TJX, the subject of a massive security breach that resulted in the theft of 90 million stolen credit card account numbers and hundreds of millions of dollars in claims, has recently "suffered" from increased sales (paid subscription required). Ben Worthen of The Wall Street Journal's Business Technology Blog isn't happy about it.
For those of us who care about tech security – admittedly a smaller group than those who care about cheap clothes – the results are disheartening. And they raise two questions: 1) Why don’t customers avoid businesses that mishandle their personal data? 2) Why should businesses care about protecting customer information if the public doesn’t care?
We think we know the answer to the first question: It’s not customers who suffer when someone uses their credit cards — it’s the bank that issued the card. Sure, a customer has to go through the hassle of getting a new card, but this doesn’t cost any money. We recently spoke to one man who’s had his credit-card number stolen seven times. He now views getting a new card as routine.

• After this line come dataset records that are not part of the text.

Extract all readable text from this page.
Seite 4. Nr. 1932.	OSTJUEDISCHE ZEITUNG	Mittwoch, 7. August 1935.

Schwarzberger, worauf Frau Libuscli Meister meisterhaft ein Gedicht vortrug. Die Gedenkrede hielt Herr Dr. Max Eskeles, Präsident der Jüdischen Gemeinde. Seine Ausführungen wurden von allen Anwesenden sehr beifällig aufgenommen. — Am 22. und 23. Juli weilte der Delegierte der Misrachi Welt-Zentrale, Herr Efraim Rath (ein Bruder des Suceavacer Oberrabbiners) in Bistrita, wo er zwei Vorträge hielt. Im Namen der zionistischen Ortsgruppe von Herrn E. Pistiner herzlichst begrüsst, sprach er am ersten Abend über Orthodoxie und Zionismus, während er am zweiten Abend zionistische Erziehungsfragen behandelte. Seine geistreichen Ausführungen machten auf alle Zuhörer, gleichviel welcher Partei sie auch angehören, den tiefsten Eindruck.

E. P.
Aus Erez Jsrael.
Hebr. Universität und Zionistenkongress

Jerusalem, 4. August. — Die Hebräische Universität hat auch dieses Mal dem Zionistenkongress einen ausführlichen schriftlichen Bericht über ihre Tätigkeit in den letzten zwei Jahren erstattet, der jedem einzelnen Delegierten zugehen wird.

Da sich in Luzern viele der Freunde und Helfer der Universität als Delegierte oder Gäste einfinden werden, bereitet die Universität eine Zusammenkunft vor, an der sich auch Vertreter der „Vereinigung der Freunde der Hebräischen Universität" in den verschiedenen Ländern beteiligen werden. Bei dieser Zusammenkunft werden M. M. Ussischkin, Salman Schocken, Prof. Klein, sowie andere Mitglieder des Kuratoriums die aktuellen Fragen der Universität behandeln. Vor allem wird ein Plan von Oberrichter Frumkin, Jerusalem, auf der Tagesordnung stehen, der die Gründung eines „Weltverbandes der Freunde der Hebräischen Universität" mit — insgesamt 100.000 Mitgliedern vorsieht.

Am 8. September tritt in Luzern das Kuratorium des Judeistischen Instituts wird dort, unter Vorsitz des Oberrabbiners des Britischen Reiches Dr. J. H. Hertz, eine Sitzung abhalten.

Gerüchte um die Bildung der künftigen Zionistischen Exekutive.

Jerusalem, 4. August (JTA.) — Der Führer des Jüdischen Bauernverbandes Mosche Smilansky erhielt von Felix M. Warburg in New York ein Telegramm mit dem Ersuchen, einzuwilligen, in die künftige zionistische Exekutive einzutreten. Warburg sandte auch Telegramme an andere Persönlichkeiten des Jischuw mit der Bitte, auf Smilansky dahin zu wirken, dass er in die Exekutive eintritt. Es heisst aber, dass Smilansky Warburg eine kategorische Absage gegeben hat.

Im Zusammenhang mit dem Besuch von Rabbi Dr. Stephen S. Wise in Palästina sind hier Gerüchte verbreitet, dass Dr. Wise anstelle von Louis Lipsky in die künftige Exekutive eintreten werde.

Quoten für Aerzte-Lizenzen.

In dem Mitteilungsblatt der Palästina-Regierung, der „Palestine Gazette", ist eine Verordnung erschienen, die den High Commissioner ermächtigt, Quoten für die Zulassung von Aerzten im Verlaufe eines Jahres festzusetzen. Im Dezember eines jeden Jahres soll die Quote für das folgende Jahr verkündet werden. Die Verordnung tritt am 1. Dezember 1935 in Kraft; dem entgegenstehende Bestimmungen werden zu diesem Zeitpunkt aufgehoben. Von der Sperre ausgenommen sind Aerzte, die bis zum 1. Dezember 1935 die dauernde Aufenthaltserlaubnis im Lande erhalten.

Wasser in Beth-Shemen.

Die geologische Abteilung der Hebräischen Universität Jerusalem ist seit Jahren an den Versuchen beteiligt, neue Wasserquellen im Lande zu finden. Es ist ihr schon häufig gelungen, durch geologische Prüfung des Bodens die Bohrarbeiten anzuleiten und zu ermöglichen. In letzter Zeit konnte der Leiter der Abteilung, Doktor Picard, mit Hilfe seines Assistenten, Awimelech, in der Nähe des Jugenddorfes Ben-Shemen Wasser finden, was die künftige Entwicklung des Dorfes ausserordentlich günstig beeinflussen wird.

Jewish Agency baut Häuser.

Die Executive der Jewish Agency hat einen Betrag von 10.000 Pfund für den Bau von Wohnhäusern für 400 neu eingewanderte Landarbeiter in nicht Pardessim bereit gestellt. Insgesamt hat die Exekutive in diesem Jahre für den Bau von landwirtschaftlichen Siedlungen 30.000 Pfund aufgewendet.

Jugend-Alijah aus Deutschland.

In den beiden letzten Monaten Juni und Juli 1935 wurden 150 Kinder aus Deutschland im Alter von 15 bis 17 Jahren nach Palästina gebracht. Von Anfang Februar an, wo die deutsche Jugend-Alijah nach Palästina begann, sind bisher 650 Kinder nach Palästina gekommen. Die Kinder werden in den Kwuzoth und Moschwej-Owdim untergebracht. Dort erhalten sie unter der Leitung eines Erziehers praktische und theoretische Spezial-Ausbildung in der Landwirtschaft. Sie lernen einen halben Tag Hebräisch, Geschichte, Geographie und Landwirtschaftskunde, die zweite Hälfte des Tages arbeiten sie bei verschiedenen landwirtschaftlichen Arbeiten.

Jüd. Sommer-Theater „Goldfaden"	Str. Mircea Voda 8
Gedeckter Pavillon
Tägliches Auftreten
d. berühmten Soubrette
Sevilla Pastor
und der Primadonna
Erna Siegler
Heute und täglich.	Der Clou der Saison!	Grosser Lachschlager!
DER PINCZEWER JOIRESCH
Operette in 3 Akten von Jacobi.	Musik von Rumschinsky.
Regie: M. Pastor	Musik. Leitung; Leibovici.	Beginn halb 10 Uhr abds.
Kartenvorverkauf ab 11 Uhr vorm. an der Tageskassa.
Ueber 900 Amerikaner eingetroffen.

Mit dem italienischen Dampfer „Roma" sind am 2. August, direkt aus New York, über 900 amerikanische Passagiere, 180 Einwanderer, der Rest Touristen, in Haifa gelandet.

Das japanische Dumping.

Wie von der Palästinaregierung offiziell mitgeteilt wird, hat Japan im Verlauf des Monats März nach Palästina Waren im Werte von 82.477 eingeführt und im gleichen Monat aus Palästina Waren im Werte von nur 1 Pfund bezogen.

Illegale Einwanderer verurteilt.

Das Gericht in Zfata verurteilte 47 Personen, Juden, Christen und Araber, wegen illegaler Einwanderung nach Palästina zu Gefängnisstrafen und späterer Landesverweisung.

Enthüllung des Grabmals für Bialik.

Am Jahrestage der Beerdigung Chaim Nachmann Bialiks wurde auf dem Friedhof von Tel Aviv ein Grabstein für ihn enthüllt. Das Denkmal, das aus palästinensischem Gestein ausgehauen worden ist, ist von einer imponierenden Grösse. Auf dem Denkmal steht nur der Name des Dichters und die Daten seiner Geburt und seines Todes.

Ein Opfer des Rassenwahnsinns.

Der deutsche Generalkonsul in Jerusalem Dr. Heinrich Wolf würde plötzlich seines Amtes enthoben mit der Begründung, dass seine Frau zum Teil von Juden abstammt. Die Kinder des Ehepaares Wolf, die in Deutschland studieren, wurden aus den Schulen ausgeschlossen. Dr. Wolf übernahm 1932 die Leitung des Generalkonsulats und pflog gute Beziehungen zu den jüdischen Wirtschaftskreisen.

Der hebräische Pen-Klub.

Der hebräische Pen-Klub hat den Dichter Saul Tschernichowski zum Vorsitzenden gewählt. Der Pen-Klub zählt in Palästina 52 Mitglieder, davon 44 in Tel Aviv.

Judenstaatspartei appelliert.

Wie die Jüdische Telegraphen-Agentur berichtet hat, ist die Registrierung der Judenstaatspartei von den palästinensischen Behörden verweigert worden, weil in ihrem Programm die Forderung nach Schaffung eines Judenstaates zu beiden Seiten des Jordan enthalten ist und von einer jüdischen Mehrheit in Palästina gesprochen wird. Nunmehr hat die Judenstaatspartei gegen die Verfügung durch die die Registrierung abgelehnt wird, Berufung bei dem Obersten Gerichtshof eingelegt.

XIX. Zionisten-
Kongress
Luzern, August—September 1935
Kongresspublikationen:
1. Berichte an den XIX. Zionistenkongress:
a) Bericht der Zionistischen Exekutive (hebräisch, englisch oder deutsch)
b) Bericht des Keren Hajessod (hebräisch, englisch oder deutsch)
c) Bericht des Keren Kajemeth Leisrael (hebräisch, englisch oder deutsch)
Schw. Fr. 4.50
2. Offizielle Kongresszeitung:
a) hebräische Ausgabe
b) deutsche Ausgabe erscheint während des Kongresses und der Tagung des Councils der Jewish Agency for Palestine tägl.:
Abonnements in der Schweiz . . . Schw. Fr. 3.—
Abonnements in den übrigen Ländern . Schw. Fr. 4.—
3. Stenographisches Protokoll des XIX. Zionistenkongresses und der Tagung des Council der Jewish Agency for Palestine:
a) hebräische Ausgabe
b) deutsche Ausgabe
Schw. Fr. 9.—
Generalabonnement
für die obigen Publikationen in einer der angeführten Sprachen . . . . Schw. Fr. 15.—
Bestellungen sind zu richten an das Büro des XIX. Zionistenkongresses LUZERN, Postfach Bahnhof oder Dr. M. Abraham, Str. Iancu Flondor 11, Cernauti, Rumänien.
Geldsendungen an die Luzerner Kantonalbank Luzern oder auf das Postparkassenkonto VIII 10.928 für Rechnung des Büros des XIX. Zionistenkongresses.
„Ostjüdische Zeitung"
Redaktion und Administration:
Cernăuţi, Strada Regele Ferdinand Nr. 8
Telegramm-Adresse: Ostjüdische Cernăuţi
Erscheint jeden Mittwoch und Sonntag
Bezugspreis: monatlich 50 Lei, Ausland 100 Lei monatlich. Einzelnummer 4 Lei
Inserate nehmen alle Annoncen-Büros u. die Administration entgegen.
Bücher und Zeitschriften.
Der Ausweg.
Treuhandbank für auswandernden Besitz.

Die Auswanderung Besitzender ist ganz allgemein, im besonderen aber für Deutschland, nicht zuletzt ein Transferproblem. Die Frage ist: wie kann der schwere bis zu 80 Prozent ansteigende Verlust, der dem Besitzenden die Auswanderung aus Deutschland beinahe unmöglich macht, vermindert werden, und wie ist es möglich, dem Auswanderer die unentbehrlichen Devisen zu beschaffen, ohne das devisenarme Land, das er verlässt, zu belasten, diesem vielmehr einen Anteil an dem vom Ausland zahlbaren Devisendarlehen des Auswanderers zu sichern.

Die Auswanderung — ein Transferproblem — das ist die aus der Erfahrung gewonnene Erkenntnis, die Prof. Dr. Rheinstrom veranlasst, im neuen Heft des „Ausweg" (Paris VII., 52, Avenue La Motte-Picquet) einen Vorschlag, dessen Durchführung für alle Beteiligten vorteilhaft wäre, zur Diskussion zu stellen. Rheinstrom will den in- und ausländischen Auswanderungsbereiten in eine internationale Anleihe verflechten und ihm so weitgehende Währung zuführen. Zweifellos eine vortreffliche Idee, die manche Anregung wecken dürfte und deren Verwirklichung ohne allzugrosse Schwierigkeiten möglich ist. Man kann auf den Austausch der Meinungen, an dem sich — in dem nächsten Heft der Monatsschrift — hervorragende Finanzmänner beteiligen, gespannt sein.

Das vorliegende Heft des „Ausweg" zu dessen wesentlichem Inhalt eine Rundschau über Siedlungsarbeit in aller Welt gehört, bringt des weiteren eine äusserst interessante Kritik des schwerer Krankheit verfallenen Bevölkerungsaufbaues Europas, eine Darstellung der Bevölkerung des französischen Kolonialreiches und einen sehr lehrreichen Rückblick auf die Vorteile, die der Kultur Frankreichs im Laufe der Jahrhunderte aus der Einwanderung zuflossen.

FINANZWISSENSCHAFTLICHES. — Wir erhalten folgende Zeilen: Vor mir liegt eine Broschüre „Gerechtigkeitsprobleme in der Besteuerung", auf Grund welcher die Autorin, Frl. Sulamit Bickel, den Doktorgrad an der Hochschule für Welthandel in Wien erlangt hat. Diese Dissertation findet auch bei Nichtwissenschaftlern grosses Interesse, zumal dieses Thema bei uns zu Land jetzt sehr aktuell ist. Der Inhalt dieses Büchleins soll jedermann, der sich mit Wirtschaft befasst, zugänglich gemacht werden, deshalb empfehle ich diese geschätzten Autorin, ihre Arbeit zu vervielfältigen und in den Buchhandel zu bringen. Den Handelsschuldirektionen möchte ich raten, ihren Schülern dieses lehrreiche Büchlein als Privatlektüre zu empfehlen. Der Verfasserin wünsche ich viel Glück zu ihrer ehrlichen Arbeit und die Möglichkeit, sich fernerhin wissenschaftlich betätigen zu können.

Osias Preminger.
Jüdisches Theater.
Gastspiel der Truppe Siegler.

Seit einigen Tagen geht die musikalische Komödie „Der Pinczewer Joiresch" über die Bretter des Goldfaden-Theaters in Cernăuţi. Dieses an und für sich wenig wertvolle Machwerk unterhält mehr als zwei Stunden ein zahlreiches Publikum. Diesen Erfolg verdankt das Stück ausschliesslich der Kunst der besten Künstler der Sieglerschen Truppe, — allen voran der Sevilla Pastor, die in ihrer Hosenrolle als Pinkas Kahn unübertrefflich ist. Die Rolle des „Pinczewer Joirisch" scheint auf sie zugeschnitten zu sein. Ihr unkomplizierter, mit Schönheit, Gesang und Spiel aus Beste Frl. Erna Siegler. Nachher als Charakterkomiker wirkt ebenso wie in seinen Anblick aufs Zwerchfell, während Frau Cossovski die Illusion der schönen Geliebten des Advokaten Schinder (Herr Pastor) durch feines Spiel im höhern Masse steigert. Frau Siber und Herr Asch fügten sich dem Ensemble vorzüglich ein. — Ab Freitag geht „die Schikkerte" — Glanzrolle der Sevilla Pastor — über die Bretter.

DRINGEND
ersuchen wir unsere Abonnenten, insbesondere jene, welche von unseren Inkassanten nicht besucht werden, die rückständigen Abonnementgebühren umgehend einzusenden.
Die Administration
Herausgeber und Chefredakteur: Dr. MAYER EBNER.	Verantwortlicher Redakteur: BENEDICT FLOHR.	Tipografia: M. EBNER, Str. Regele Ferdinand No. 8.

We don’t know what to do about the second question, though. Breaches are bad PR, and the business leaders we’ve spoken to whose organizations have lived through one make it sound like an ordeal that they wouldn’t ever want to repeat. But it’s hard to see how businesses that haven’t gone through a breach would look at TJX’s numbers and conclude that they need to spend more on security technology and train employees to behave differently.
Yep, it's the banks that suffer and it's the banks that have been suing (well, along with every other aggrievede party that class action lawyers can dig up). Bank Litigation: a growth industry. This is a great country, is it not?
As to Worthen's second worry, that TJX's example will make businesses less concerned about security technology, that's not an option for banks. First, their business depends on being secure. A leaky bank bleeds customer goodwill, and reputational risk is a safety and soundness consideration, too. Which leads us to the more important consideration, that bank regulations and guidelines require banks to be concerned about technology security, whether or not they'd otherwise be interested. Finally, since banks, especially credit card banks, are often on the hook for costs associated with replacing compromised credit cards, they have an incentive for making sure that the merchants they do business with give a hoot about technology security.
Still, consumers can be "sheeple" on occasion, can't they?